Seasons and weather played a major role in travel times. During the winter, no sane captain ventured out into the stormy North Atlantic. Instead, he would sail south of Bermuda and work his way across the Atlantic to the Cape Verde Islands off the coast of Africa before heading north.
Because square rig ships cannot sail directly into the wind, they must tack back and forth roughly 60 degrees off the wind line. This zig-zagging, called “beating into the wind,” adds time and distance. Without beating, the southern route is close to 5,000 miles or 21 days at 10 knots. Beating into the wind increases the distance traveled to approximately 7,000 miles or 29 days at 10 knots. Sailing at 12 knots cuts about five days off the trip. Once the ship reached Brest, a courier would take the documents to Paris.
None of these times take into account the need to shorten sail in “heavy weather,” i.e. storms. When this happens, average speed drops because the ship slows.
Communication between Benjamin Franklin’s mission in France and the Continental Congress could take months for a letter to be sent from Philadelphia to Paris and an answer received. A two-month cycle time between Congress posting a letter and getting an answer from Franklin was considered “fast.”

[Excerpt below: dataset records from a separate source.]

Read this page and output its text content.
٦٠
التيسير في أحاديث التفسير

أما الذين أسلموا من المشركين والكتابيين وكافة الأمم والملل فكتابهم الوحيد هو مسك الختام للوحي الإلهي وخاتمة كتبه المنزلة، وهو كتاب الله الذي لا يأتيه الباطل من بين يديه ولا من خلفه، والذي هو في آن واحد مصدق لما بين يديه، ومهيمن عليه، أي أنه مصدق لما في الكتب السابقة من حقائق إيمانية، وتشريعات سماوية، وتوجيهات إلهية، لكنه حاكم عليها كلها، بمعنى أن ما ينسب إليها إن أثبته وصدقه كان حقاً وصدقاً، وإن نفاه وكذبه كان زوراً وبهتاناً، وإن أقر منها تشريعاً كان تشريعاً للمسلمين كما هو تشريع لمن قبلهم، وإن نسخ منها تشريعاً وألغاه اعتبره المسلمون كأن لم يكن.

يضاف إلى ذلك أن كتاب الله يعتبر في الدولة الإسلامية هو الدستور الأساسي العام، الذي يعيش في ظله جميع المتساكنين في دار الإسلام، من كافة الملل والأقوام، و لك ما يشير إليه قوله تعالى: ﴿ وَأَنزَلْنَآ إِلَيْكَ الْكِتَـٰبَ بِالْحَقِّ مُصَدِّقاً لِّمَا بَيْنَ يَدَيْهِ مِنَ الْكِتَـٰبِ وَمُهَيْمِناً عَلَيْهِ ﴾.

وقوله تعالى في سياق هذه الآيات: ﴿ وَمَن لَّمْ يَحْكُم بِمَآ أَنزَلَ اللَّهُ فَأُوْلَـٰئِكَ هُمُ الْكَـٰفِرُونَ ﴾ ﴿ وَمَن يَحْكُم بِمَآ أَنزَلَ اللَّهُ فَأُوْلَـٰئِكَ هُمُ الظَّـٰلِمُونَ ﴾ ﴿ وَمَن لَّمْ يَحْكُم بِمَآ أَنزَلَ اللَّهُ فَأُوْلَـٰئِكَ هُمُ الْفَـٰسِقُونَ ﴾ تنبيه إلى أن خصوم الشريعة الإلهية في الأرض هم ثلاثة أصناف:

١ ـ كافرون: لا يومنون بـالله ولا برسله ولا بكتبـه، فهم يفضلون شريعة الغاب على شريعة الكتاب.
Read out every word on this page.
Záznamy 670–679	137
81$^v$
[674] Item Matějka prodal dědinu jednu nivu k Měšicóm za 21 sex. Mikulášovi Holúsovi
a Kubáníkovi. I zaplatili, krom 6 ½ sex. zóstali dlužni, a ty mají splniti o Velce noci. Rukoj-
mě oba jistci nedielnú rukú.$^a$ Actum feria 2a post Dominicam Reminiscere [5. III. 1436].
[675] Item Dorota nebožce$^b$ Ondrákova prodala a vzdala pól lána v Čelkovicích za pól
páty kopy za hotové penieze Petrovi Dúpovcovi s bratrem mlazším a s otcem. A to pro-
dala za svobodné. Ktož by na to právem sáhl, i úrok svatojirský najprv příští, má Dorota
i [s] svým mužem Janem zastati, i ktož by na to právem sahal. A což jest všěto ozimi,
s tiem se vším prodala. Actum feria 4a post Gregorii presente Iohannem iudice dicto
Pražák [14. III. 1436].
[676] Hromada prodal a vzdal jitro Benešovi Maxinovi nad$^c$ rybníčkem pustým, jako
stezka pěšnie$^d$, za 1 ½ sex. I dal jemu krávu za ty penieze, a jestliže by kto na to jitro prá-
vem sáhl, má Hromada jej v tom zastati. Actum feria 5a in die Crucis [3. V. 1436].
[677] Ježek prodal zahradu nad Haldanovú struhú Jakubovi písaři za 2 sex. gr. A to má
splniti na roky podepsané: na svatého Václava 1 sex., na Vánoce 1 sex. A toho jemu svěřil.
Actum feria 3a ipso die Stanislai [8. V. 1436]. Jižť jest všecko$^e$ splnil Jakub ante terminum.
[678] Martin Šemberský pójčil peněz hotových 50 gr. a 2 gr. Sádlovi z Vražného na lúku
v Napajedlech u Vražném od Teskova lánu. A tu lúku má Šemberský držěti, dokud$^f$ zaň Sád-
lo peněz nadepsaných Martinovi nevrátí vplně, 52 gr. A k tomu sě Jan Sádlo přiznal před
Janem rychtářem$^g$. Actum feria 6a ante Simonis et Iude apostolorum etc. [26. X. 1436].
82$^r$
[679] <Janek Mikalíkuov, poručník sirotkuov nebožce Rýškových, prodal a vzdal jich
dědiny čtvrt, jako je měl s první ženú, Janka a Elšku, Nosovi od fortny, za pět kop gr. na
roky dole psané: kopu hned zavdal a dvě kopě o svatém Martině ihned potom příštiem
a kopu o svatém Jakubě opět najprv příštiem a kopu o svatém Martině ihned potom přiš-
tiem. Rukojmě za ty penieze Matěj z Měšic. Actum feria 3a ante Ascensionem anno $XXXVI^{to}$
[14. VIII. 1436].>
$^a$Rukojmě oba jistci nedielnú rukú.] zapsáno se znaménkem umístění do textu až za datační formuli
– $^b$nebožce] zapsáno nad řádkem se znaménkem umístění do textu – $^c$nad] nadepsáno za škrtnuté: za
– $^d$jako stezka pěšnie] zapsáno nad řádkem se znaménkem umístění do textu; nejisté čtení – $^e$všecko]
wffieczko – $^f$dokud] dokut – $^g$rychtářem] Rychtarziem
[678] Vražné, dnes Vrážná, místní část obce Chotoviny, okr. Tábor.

Imagine sending a letter to a friend or loved one and not receiving a response for a month or two! Or ordering something from Amazon and it not arriving on your doorstep for two months! For many reading this blog, a world without email and texts is difficult to comprehend.
Back in the 1970s, while I was in Vietnam, letters took a week (if one was lucky) from the U.S. to the ship in the Gulf of Tonkin. We numbered letters and cassette tapes so the recipient could keep them in sequence. It was a taste of what our Forefathers went through during the American Revolution. At the time, we thought a one-week transit time was fast. We, just like our Forefathers, didn’t know any better.